I am trying to use the xml2 package to read many podcast feeds. I want to be able to calculate the 75th percentile for the duration of each podcast in a series, and many similar metrics (eg frequency of episodes). I use data.table a lot. I want to carry on using it. Every time I invoke the read_xml argument to read the urls in a column I get this error:

Error: `x` must be a string of length 1


I can get it to work if I process just one row but that defeats the purpose.


Let me give you an example that is simple. Here is the list of just my statistics podcasts but in real life I subscribe > 100 podcasts across many fields.

statml.opml <- read_xml(x = "https://player.fm/farrelbuch/statistics-ml.opml")
statml.items <- xml_find_all(x = statml.opml, "/opml/body/outline")
statml.dt <- data.table(podcast = xml_attr(statml.items, "text"), url = xml_attr(statml.items, "xmlUrl"))

I start by reading the opml file my podcast aggregator provides. Thank you player.fm. . Then I get a listing of each feed and by looking at the structure I can see what I need to extract out of each feed. I end up with a data.table that has the name of each podcast and its url.

statml.dt[1, url]
pod1 <- read_xml(x = "https://podcasts.files.bbci.co.uk/p02nrss1.rss")


xml_find_all(x = pod1, "/rss/channel/item/itunes:duration")
xml_text(xml_find_all(x = pod1, "/rss/channel/item/itunes:duration"))

list(xml_text(xml_find_all(x = read_xml(x = "https://podcasts.files.bbci.co.uk/p02nrss1.rss"), "/rss/channel/item/itunes:duration")))


So I can easily display just a single URL and read that xml at that URL. xml_find_all will get all the items tagged with itunes:duration and xml_text will isolate the actual time duration and jettison all the tags.
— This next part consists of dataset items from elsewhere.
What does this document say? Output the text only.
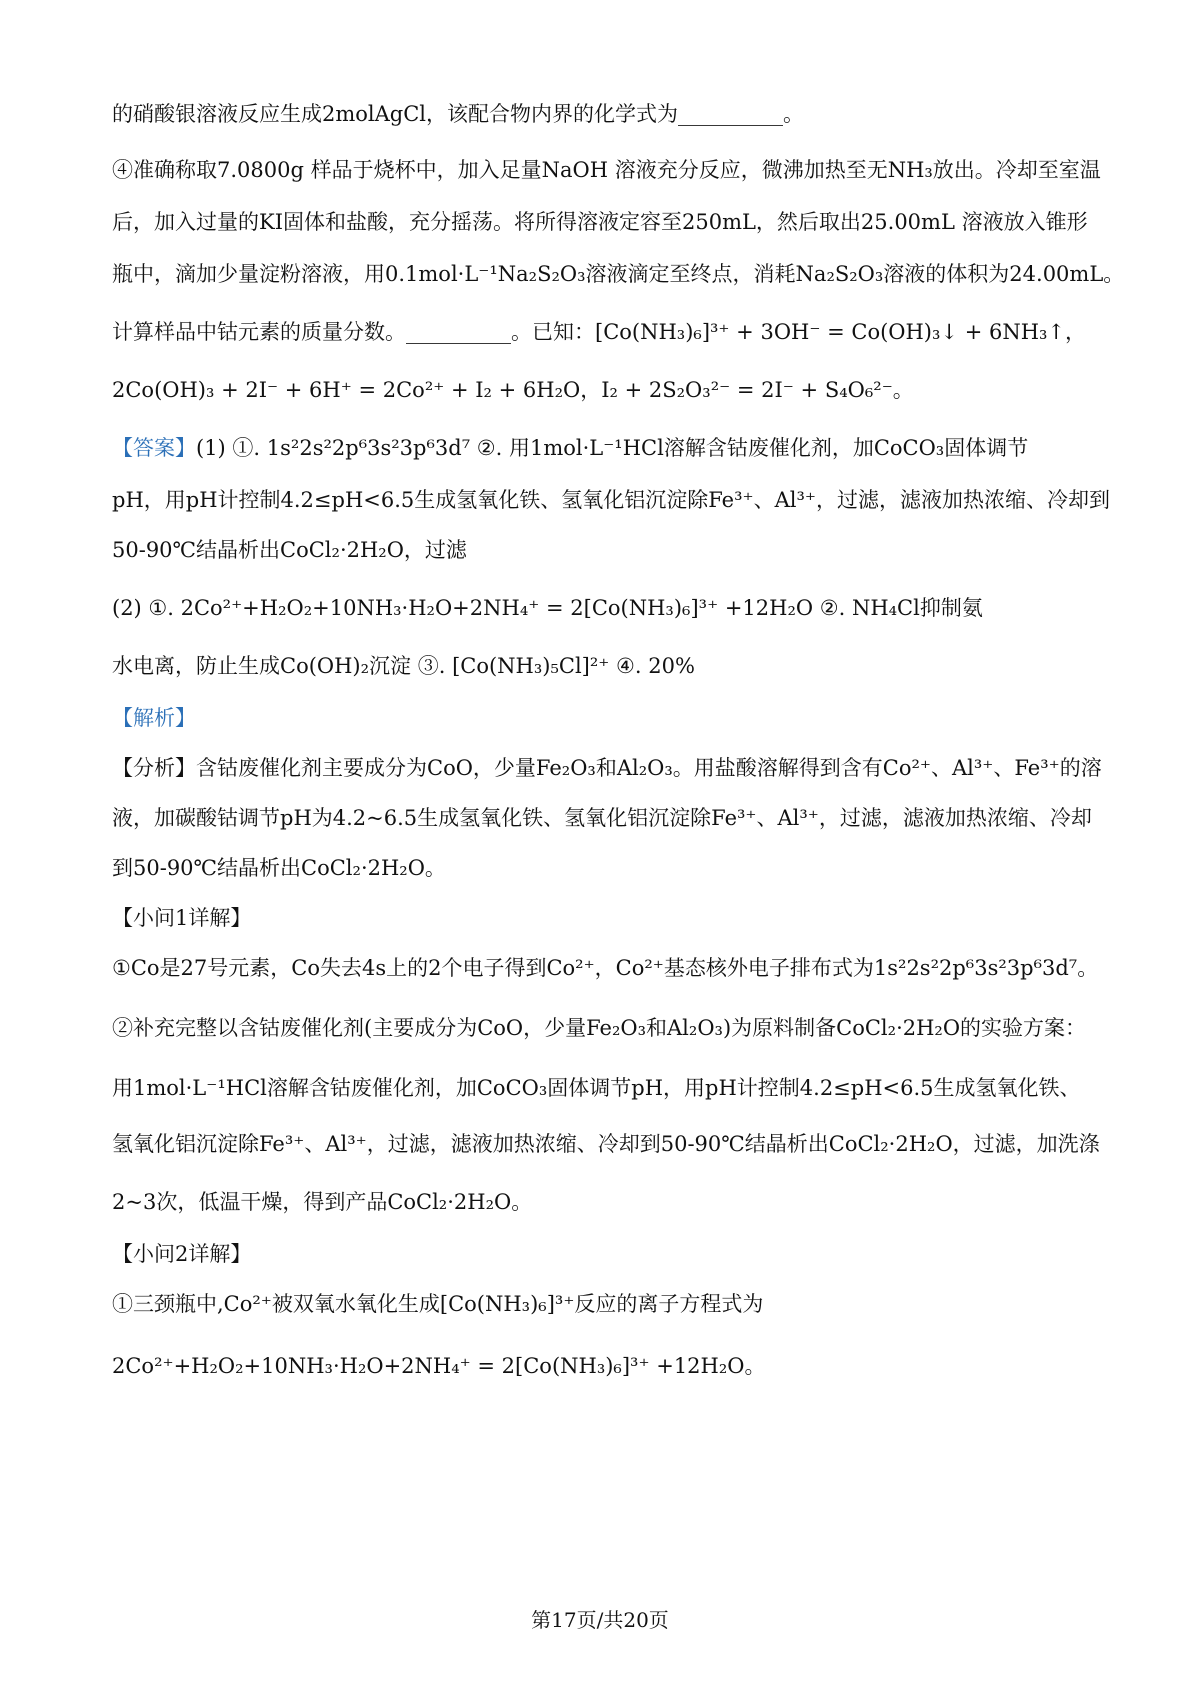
的硝酸银溶液反应生成2molAgCl，该配合物内界的化学式为__________。
④准确称取7.0800g 样品于烧杯中，加入足量NaOH 溶液充分反应，微沸加热至无NH₃放出。冷却至室温
后，加入过量的KI固体和盐酸，充分摇荡。将所得溶液定容至250mL，然后取出25.00mL 溶液放入锥形
瓶中，滴加少量淀粉溶液，用0.1mol·L⁻¹Na₂S₂O₃溶液滴定至终点，消耗Na₂S₂O₃溶液的体积为24.00mL。
计算样品中钴元素的质量分数。__________。已知：[Co(NH₃)₆]³⁺ + 3OH⁻ = Co(OH)₃↓ + 6NH₃↑，
2Co(OH)₃ + 2I⁻ + 6H⁺ = 2Co²⁺ + I₂ + 6H₂O，I₂ + 2S₂O₃²⁻ = 2I⁻ + S₄O₆²⁻。
【答案】(1) ①. 1s²2s²2p⁶3s²3p⁶3d⁷ ②. 用1mol·L⁻¹HCl溶解含钴废催化剂，加CoCO₃固体调节
pH，用pH计控制4.2≤pH<6.5生成氢氧化铁、氢氧化铝沉淀除Fe³⁺、Al³⁺，过滤，滤液加热浓缩、冷却到
50-90℃结晶析出CoCl₂·2H₂O，过滤
(2) ①. 2Co²⁺+H₂O₂+10NH₃·H₂O+2NH₄⁺ = 2[Co(NH₃)₆]³⁺ +12H₂O ②. NH₄Cl抑制氨
水电离，防止生成Co(OH)₂沉淀 ③. [Co(NH₃)₅Cl]²⁺ ④. 20%
【解析】
【分析】含钴废催化剂主要成分为CoO，少量Fe₂O₃和Al₂O₃。用盐酸溶解得到含有Co²⁺、Al³⁺、Fe³⁺的溶
液，加碳酸钴调节pH为4.2~6.5生成氢氧化铁、氢氧化铝沉淀除Fe³⁺、Al³⁺，过滤，滤液加热浓缩、冷却
到50-90℃结晶析出CoCl₂·2H₂O。
【小问1详解】
①Co是27号元素，Co失去4s上的2个电子得到Co²⁺，Co²⁺基态核外电子排布式为1s²2s²2p⁶3s²3p⁶3d⁷。
②补充完整以含钴废催化剂(主要成分为CoO，少量Fe₂O₃和Al₂O₃)为原料制备CoCl₂·2H₂O的实验方案：
用1mol·L⁻¹HCl溶解含钴废催化剂，加CoCO₃固体调节pH，用pH计控制4.2≤pH<6.5生成氢氧化铁、
氢氧化铝沉淀除Fe³⁺、Al³⁺，过滤，滤液加热浓缩、冷却到50-90℃结晶析出CoCl₂·2H₂O，过滤，加洗涤
2~3次，低温干燥，得到产品CoCl₂·2H₂O。
【小问2详解】
①三颈瓶中,Co²⁺被双氧水氧化生成[Co(NH₃)₆]³⁺反应的离子方程式为
2Co²⁺+H₂O₂+10NH₃·H₂O+2NH₄⁺ = 2[Co(NH₃)₆]³⁺ +12H₂O。
第17页/共20页
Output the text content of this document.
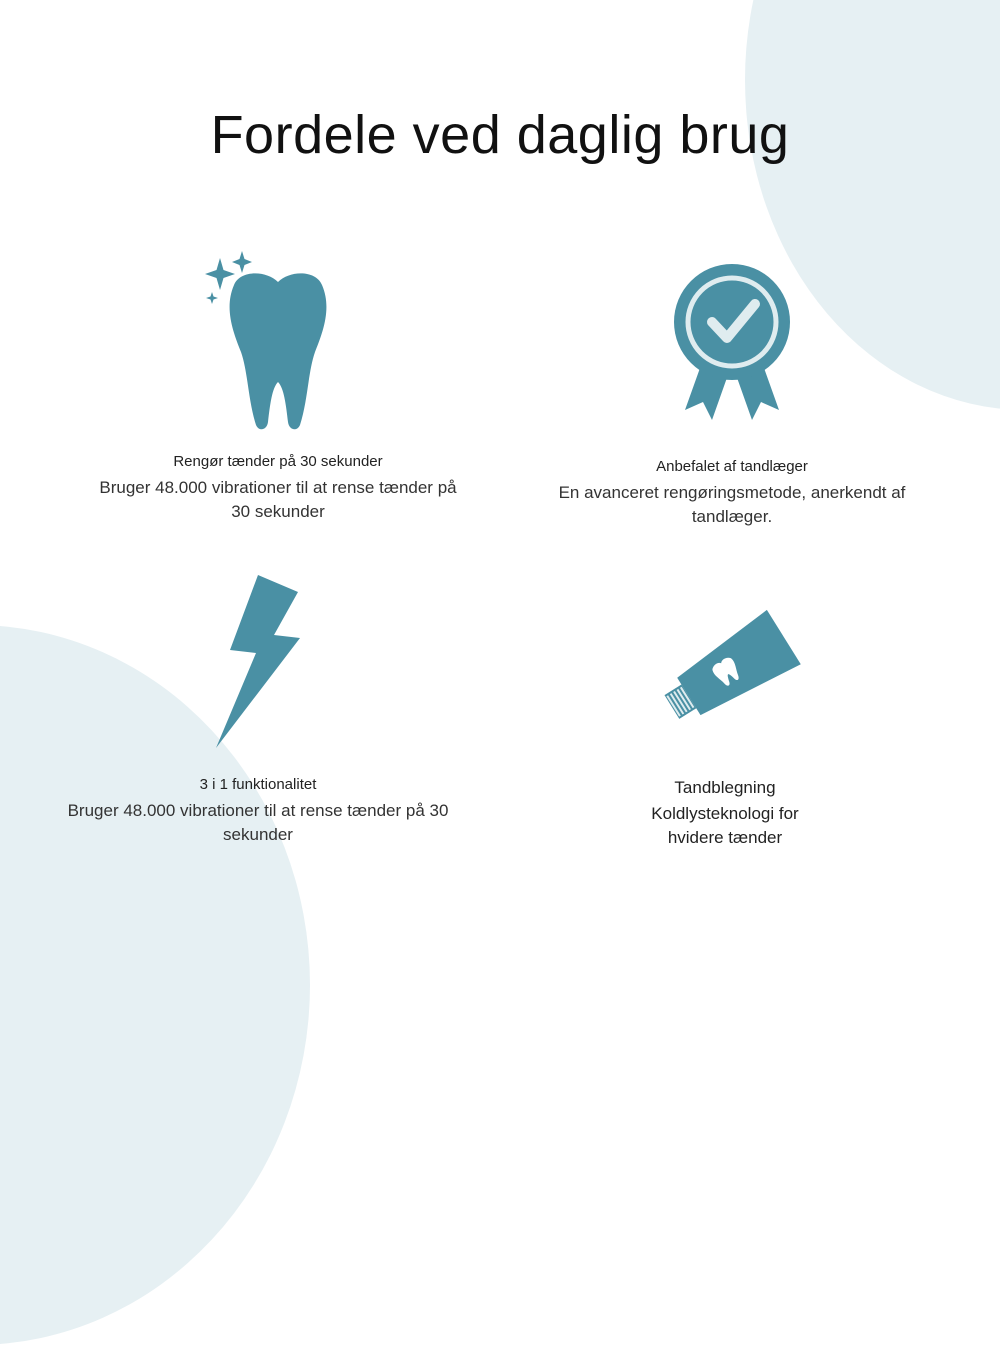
Fordele ved daglig brug

Rengør tænder på 30 sekunder

Bruger 48.000 vibrationer til at rense tænder på
30 sekunder

Anbefalet af tandlæger

En avanceret rengøringsmetode, anerkendt af
tandlæger.

3 i 1 funktionalitet

Bruger 48.000 vibrationer til at rense tænder på 30
sekunder

Tandblegning

Koldlysteknologi for
hvidere tænder
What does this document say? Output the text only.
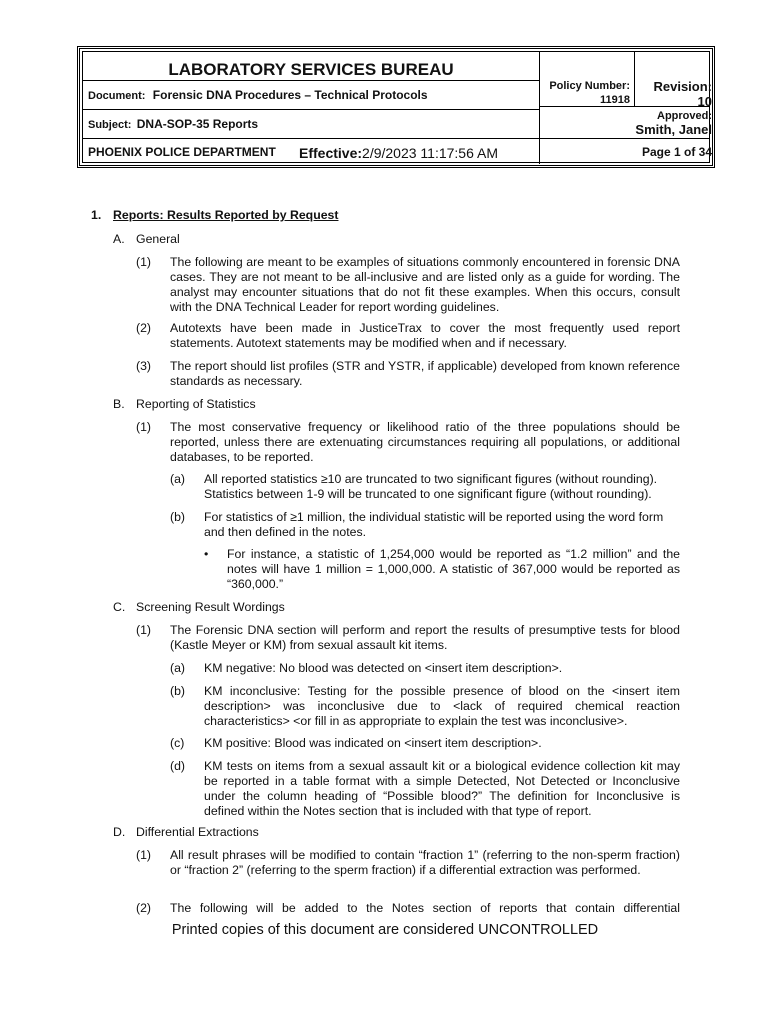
LABORATORY SERVICES BUREAU
Document: Forensic DNA Procedures – Technical Protocols
Subject: DNA-SOP-35 Reports
PHOENIX POLICE DEPARTMENT Effective:2/9/2023 11:17:56 AM
Policy Number:
11918
Revision:
10
Approved:
Smith, Janel
Page 1 of 34
1. Reports: Results Reported by Request
A. General
(1) The following are meant to be examples of situations commonly encountered in forensic DNA cases. They are not meant to be all-inclusive and are listed only as a guide for wording. The analyst may encounter situations that do not fit these examples. When this occurs, consult with the DNA Technical Leader for report wording guidelines.
(2) Autotexts have been made in JusticeTrax to cover the most frequently used report statements. Autotext statements may be modified when and if necessary.
(3) The report should list profiles (STR and YSTR, if applicable) developed from known reference standards as necessary.
B. Reporting of Statistics
(1) The most conservative frequency or likelihood ratio of the three populations should be reported, unless there are extenuating circumstances requiring all populations, or additional databases, to be reported.
(a) All reported statistics ≥10 are truncated to two significant figures (without rounding). Statistics between 1-9 will be truncated to one significant figure (without rounding).
(b) For statistics of ≥1 million, the individual statistic will be reported using the word form and then defined in the notes.
• For instance, a statistic of 1,254,000 would be reported as “1.2 million” and the notes will have 1 million = 1,000,000. A statistic of 367,000 would be reported as “360,000.”
C. Screening Result Wordings
(1) The Forensic DNA section will perform and report the results of presumptive tests for blood (Kastle Meyer or KM) from sexual assault kit items.
(a) KM negative: No blood was detected on <insert item description>.
(b) KM inconclusive: Testing for the possible presence of blood on the <insert item description> was inconclusive due to <lack of required chemical reaction characteristics> <or fill in as appropriate to explain the test was inconclusive>.
(c) KM positive: Blood was indicated on <insert item description>.
(d) KM tests on items from a sexual assault kit or a biological evidence collection kit may be reported in a table format with a simple Detected, Not Detected or Inconclusive under the column heading of “Possible blood?” The definition for Inconclusive is defined within the Notes section that is included with that type of report.
D. Differential Extractions
(1) All result phrases will be modified to contain “fraction 1” (referring to the non-sperm fraction) or “fraction 2” (referring to the sperm fraction) if a differential extraction was performed.
(2) The following will be added to the Notes section of reports that contain differential
Printed copies of this document are considered UNCONTROLLED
One can convert to a list of times which should enable one to store it in a data.table column.


Look what happens when I try these simple lines of code to fast add columns by reference using :=. You will see that everything works well if I set i=1 (in other words I am operating on the first row and the first row only). But alas, if I leave i blank so that it operates on all the rows or even if I set i to 1:2 the operation fails with error about x must be a string of 1.

statml.dt[,times:=list(xml_text(xml_find_all(x = read_xml(url), "/rss/channel/item/itunes:duration")))]
statml.dt[1,times:=list(xml_text(xml_find_all(x = read_xml(url), "/rss/channel/item/itunes:duration")))]


How do I get an argument to work on every row of a data.table when it is not expecting a column of values?


Vectorize(somefunc) will convert a non-vectorized function somefunc from one that accepts at most one argument into one that accepts a vector.

Vectorize(somefunc) returns a function, which you then use in a subsequent call. It is easy to both pre-Vectorize a function and use it inline.

func1 <- function(x) { stopifnot(length(x) == 1L); 2*x; }

data.table(a=1:2)[, b := func1(a) ]
# Error in func1(a) : length(x) == 1L is not TRUE

data.table(a=1:2)[, b := Vectorize(func1)(a) ][]
#    a b
# 1: 1 2
# 2: 2 4

func1_n <- Vectorize(func1)
data.table(a=1:2)[, b := func1_n(a) ][]
#    a b
# 1: 1 2
# 2: 2 4

data.table(a=1:2)[, b := lapply(a, func1)][]
#    a b
# 1: 1 2
# 2: 2 4
str(data.table(a=1:2)[, b := lapply(a, func1)])
# Classes ‘data.table’ and 'data.frame':    2 obs. of  2 variables:
#  $ a: int  1 2
#  $ b:List of 2
#   ..$ : num 2
#   ..$ : num 4
#  - attr(*, ".internal.selfref")=<externalptr>
str(data.table(a=1:2)[, b := sapply(a, func1)])
# Classes ‘data.table’ and 'data.frame':    2 obs. of  2 variables:
#  $ a: int  1 2
#  $ b: num  2 4
#  - attr(*, ".internal.selfref")=<externalptr>

Note that the lapply method looks like it generates a "simple column", but lapply always returns a list, it just happens to render the way one would think. If you know that your function will always return a "scalar" (which in R is actually a vector of length 1), then you can use sapply or perhaps vapply(a, func1, numeric(1)).


09-05 13:03